- Coat of arms of Ireland
- Court: Supreme Court of Ireland
- Full case name: Persona Digital Telephony Limited & Sigma Wireless Networks Limited and The Minister for Public Enterprise, Ireland and the Attorney General, and, by order, Denis O’Brien and Michael Lowry
- Decided: 23 May 2017
- Citation: [2017] IESC 27

Case history
- Appealed from: High Court
- Appealed to: Supreme Court

Court membership
- Judges sitting: Clarke J., MacMenamin J., Dunne J.

Case opinions
- Decision by: Denham C.J
- Dissent: McKechnie J.

Keywords
- Practice and Procedure, Professional Malpractice, Legal Malpractice

= Persona Digital Telephony Ltd v Minister for Public Enterprise, Ireland =

Irish Supreme Court case

Persona Digital Telephony Ltd v Minister for Public Enterprise, Ireland, [2017 IESC 27]; was an Irish Supreme Court case in which the Court ruled that third party funding to support a plaintiff's legal costs and disbursements is unlawful.

== Background ==

The directors of the plaintiffs/appellants, Persona Digital Telephony Ltd and Sigma Wireless Networks Ltd, entered into an investment agreement with Harbour Fund III, LP to provide financial backing for the plaintiffs’ legal costs and disbursements that would be incurred by the plaintiffs in the proceedings, including for the purchase of the plaintiffs’ adverse costs insurance, and to otherwise protect the assets of the plaintiffs against any adverse costs order made in or relating to any such proceedings. It was a condition of the agreement that the parties enter into a security agreement. The plaintiffs contended that the third party funding scheme should be considered in context, and that the question should be asked whether, on the whole, the transaction amounts to unlawful maintenance or champerty, or whether it should be viewed as enabling a claim of public importance to proceed and to ensure the constitutional guarantee of access to justice.

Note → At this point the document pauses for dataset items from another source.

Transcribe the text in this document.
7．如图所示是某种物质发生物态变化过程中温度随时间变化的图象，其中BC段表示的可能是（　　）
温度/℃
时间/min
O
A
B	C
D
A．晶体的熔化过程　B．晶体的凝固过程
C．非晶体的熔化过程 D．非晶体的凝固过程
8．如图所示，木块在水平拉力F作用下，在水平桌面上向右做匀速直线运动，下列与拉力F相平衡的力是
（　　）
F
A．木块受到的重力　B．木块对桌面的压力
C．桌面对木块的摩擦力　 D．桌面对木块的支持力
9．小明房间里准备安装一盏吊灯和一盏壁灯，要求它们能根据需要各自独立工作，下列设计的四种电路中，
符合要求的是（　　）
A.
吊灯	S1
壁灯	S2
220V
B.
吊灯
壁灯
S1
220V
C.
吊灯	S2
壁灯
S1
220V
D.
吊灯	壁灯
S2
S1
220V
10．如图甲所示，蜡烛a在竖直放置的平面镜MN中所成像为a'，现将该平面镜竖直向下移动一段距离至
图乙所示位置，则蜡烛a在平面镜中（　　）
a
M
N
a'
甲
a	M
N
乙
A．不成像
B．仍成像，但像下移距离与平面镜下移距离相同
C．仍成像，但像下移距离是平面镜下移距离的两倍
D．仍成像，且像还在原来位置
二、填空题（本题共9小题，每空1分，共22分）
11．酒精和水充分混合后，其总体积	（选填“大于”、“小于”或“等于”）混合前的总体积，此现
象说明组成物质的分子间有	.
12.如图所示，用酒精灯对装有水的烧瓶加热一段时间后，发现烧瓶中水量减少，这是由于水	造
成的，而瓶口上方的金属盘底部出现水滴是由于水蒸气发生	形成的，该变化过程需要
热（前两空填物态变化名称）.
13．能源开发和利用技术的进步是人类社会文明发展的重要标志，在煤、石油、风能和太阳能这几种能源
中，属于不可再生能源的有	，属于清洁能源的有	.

The first three defendants/respondents, the State, submitted that maintenance and champerty are criminal offences as well as torts. The State submitted that the funding agreement was void for illegality, and that the plaintiffs were asking the Court to vary the scope of the offences and torts of maintenance and champerty, which was not within the jurisdiction of the Court.

Ms. Justice Donnelly (High Court) refused to grant the desired declaratory relief to the plaintiffs. The Court held that it was well-settled law that third-party litigation funding agreement in return for a share of the proceeds where the third party had no independent or bona fide interest constituted an abuse of process. The Court opined that it was for the appellate court to adopt the modern outlook on the concept of propriety having regard to the changing ideas on public policy and not the High Court.

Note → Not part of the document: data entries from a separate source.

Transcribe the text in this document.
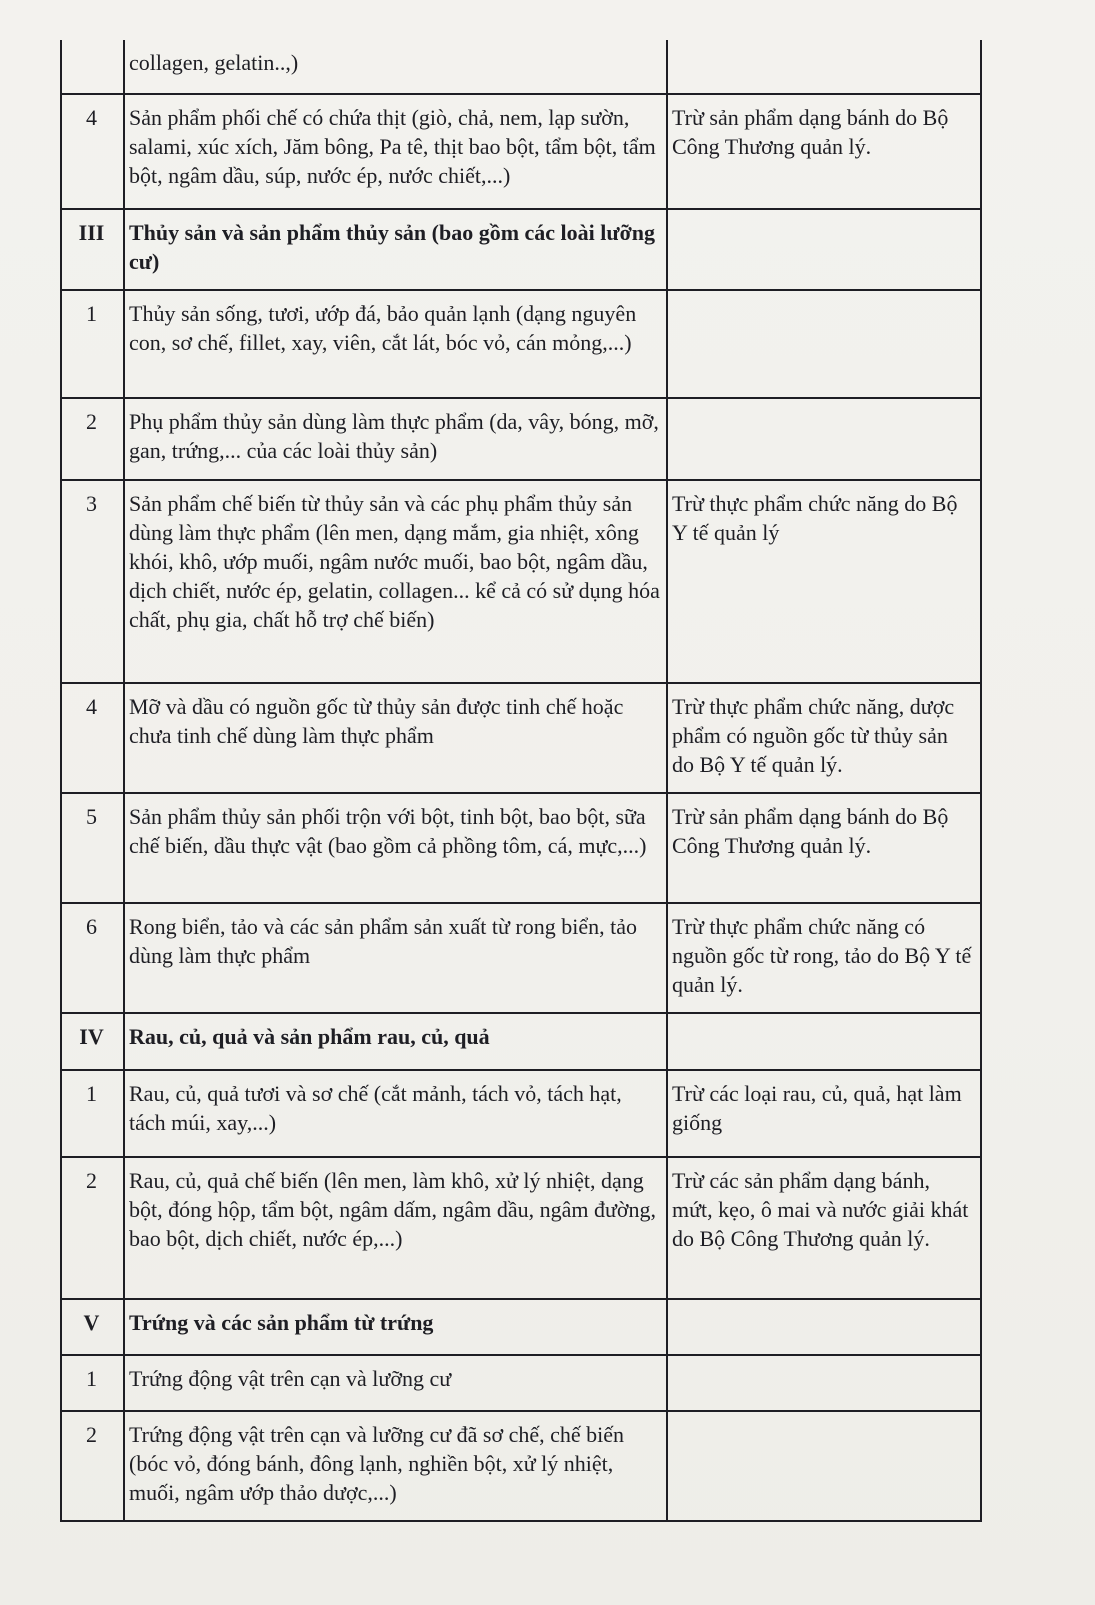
	collagen, gelatin..,)	
4	Sản phẩm phối chế có chứa thịt (giò, chả, nem, lạp sườn, salami, xúc xích, Jăm bông, Pa tê, thịt bao bột, tẩm bột, tẩm bột, ngâm dầu, súp, nước ép, nước chiết,...)	Trừ sản phẩm dạng bánh do Bộ Công Thương quản lý.
III	Thủy sản và sản phẩm thủy sản (bao gồm các loài lưỡng cư)	
1	Thủy sản sống, tươi, ướp đá, bảo quản lạnh (dạng nguyên con, sơ chế, fillet, xay, viên, cắt lát, bóc vỏ, cán mỏng,...)	
2	Phụ phẩm thủy sản dùng làm thực phẩm (da, vây, bóng, mỡ, gan, trứng,... của các loài thủy sản)	
3	Sản phẩm chế biến từ thủy sản và các phụ phẩm thủy sản dùng làm thực phẩm (lên men, dạng mắm, gia nhiệt, xông khói, khô, ướp muối, ngâm nước muối, bao bột, ngâm dầu, dịch chiết, nước ép, gelatin, collagen... kể cả có sử dụng hóa chất, phụ gia, chất hỗ trợ chế biến)	Trừ thực phẩm chức năng do Bộ Y tế quản lý
4	Mỡ và dầu có nguồn gốc từ thủy sản được tinh chế hoặc chưa tinh chế dùng làm thực phẩm	Trừ thực phẩm chức năng, dược phẩm có nguồn gốc từ thủy sản do Bộ Y tế quản lý.
5	Sản phẩm thủy sản phối trộn với bột, tinh bột, bao bột, sữa chế biến, dầu thực vật (bao gồm cả phồng tôm, cá, mực,...)	Trừ sản phẩm dạng bánh do Bộ Công Thương quản lý.
6	Rong biển, tảo và các sản phẩm sản xuất từ rong biển, tảo dùng làm thực phẩm	Trừ thực phẩm chức năng có nguồn gốc từ rong, tảo do Bộ Y tế quản lý.
IV	Rau, củ, quả và sản phẩm rau, củ, quả	
1	Rau, củ, quả tươi và sơ chế (cắt mảnh, tách vỏ, tách hạt, tách múi, xay,...)	Trừ các loại rau, củ, quả, hạt làm giống
2	Rau, củ, quả chế biến (lên men, làm khô, xử lý nhiệt, dạng bột, đóng hộp, tẩm bột, ngâm dấm, ngâm dầu, ngâm đường, bao bột, dịch chiết, nước ép,...)	Trừ các sản phẩm dạng bánh, mứt, kẹo, ô mai và nước giải khát do Bộ Công Thương quản lý.
V	Trứng và các sản phẩm từ trứng	
1	Trứng động vật trên cạn và lưỡng cư	
2	Trứng động vật trên cạn và lưỡng cư đã sơ chế, chế biến (bóc vỏ, đóng bánh, đông lạnh, nghiền bột, xử lý nhiệt, muối, ngâm ướp thảo dược,...)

== Holding of the Supreme Court ==
The Court (Denham C.J.) granted leave for appeal. The issue the court permitted this was;

‘Whether third party funding, provided during the course of proceedings (rather than at their outset) to support a plaintiff who is unable to progress a case of immense "public importance" is unlawful by reason of the rules on maintenance and champerty.’

The court held that the fact that the funding was provided during the course of the proceedings was not a relevant factor. Denham CJ did not consider the fact that the case was described as one of immense public importance to be a relevant factor. However, Denham CJ did consider that third party funding to support a plaintiff (where none of the exceptions apply) is unlawful by reason of the rules on champerty. Denham CJ noted that none of the exceptions arose in this case.

Therefore, the appeal was dismissed.

=== Dissents ===
McKechnie J. dissented from the Judgment of Denham C.J and other concurring Justices stating that the court's effective termination of the Persona litigation by reference to maintenance and champerty was 'both highly disturbing and terribly disquieting' and resulted in an outcome that was 'manifestly troublesome troublesome from the perspective of giving effect to the constitutional right of access to courts'.